Last month, Herefordshire-based distillery Chase embraced the hard seltzer trend with the release of its range of Gin Seltzers. Jacopo Mazzeo caught up with founder James Chase to explore how the distillery developed a product tailored for the UK market

It was only last year that the hard seltzer craze took over the United States, and yet it feels like the category has been around forever. The Americans developed such an unquenchable thirst for alcoholic flavoured waters that in September 2019, local media reported a nationwide shortage of White Claw, America’s leading hard seltzer brand.

Meanwhile, in the UK, the category seemed far from taking off. At least until the past few months’ oodles of new releases (which team Imbibe swiftly reviewed in the Community Edition of the magazine) proved that our market was ready for it. Not even the Covid-19 lockdown managed to hinder the hard seltzer charge. If anything, it made it stronger.

One such release clearly stood out for its somewhat understated uniqueness – Chase Distillery’s range of Gin Seltzers.

A 'decent' base alcohol

Chase's Gin Seltzers were launched on the market in early July: ‘we turned around the whole project in a month,’ says director James Chase.

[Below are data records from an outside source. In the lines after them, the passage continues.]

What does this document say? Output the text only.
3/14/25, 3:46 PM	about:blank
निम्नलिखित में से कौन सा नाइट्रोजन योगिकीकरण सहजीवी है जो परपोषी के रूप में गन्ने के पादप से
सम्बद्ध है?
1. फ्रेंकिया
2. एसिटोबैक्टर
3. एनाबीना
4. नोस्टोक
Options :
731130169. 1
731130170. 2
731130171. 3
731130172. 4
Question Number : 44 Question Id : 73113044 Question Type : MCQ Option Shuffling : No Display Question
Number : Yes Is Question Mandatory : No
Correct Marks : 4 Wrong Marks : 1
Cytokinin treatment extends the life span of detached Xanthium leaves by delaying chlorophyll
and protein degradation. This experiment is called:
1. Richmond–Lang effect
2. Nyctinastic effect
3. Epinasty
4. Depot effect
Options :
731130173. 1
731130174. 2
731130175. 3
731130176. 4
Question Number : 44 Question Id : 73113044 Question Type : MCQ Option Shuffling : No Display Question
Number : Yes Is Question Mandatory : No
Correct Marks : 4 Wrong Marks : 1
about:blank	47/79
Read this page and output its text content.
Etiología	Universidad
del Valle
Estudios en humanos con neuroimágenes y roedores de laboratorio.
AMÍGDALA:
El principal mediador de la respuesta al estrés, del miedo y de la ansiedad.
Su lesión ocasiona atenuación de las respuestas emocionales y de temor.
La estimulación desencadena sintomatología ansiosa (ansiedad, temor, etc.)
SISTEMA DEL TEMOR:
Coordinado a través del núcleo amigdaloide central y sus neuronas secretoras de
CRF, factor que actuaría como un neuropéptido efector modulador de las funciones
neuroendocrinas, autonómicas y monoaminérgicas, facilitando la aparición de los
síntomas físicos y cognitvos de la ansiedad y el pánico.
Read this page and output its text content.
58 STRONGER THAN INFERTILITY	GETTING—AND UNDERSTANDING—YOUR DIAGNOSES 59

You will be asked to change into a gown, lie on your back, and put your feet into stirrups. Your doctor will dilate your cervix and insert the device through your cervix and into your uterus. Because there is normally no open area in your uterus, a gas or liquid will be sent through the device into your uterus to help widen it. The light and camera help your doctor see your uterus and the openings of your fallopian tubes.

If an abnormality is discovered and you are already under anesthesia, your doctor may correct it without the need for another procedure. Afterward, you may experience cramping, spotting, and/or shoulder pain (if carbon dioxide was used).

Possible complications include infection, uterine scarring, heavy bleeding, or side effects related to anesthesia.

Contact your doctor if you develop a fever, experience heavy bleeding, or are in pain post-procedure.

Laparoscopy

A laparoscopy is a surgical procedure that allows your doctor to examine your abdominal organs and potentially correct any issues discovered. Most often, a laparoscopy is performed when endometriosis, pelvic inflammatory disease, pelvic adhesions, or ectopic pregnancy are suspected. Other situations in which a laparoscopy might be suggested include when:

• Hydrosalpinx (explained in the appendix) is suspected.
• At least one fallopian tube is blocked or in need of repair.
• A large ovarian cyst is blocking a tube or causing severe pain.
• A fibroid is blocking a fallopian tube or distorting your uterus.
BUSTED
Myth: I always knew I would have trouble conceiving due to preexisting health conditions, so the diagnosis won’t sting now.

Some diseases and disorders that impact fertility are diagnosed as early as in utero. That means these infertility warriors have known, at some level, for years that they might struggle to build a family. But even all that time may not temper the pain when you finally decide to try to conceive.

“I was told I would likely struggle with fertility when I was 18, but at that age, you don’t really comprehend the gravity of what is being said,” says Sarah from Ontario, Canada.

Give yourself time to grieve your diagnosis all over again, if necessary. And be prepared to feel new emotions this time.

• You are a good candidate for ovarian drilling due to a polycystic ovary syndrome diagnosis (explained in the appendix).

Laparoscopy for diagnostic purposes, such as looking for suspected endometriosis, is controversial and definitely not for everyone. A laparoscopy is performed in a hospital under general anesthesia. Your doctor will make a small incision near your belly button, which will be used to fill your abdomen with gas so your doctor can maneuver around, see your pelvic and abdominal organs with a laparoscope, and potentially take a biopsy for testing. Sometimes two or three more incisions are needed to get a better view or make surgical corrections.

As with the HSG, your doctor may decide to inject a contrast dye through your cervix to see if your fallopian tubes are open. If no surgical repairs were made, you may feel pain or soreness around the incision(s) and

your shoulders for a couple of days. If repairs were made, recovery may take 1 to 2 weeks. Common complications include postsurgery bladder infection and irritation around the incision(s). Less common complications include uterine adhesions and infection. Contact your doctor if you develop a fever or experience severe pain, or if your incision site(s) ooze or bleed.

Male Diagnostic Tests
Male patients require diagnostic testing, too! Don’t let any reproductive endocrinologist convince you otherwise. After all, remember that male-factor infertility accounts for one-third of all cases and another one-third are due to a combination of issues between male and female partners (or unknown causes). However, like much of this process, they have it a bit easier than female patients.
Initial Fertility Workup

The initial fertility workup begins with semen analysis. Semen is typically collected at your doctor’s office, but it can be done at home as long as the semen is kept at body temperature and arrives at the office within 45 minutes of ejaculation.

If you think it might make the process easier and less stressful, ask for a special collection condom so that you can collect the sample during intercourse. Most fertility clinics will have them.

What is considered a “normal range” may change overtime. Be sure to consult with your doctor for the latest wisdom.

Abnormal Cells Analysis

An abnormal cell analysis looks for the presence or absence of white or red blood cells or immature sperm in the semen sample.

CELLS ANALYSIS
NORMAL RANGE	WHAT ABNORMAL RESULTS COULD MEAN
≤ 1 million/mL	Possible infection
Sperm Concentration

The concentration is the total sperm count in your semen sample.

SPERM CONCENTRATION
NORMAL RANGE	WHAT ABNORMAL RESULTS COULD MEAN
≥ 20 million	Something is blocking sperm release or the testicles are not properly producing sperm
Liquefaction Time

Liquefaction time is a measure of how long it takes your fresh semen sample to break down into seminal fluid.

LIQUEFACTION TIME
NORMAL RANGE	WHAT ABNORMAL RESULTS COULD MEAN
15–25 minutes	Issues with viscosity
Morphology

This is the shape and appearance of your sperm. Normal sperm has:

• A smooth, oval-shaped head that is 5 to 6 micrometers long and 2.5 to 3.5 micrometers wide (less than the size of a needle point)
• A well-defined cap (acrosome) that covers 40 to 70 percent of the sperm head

The range comprises a line-up of three hard seltzers, each resulting from a blend of Chase gins and locally sourced water. The three expressions are Pink Grapefruit & Pomelo, made with the namesake flavoured gin as its base alcohol; Seville Orange, made with Seville Marmalade Gin; and London Dry & Lemon gin, made with Chase’s flagship GB Gin.

Perhaps we can marry the inspiration from [the US] with actually a decent base alcohol and make something that has pedigree and provenance

James Chase

Chase claims that the idea of investing in this category came to him while experiencing its growth first hand: ‘My Gin Seltzers have been inspired by my time living in the US last year. I saw the category growing from nothing and I was intrigued. But a lot of these hard seltzers weren’t really looking at provenance, just a booze and light flavour, so when I moved back to England, just before Covid-19 broke out I thought “perhaps we can marry the inspiration from there with actually a decent base alcohol and make something that has pedigree and provenance”.’

It’s that provenance that gives Chase’s interpretation of the category its extra gear. Instead of using any anonymous distilled alcohol as its base ingredient, Chase employs his range of flavoured gins before they’re cut down to 40%, then joined by locally sourced water which is then carbonated in the can. ‘It’s a higher distillate that’s going into the water,’ says Chase, meaning the drinks don’t need extra flavourings to pump up the taste.

The result is a range of pleasurable and refreshing fizzy drinks, targeting a crowd that isn’t simply after a cheap buzz (‘[by mixing gin] with soda you can actually taste the gin,’ says Chase). 

With social distancing measures in place, Chase’s three canned seltzers seem like a viable option for those who want to experience the distillery’s gin range while maximising speed of service and minimising contact between bartender and guest. And by replacing seltzer’s ‘hard’ character with that UK-friendly ‘gin’ element, Chase has innovated on the category while giving it a comfortably familiar appeal.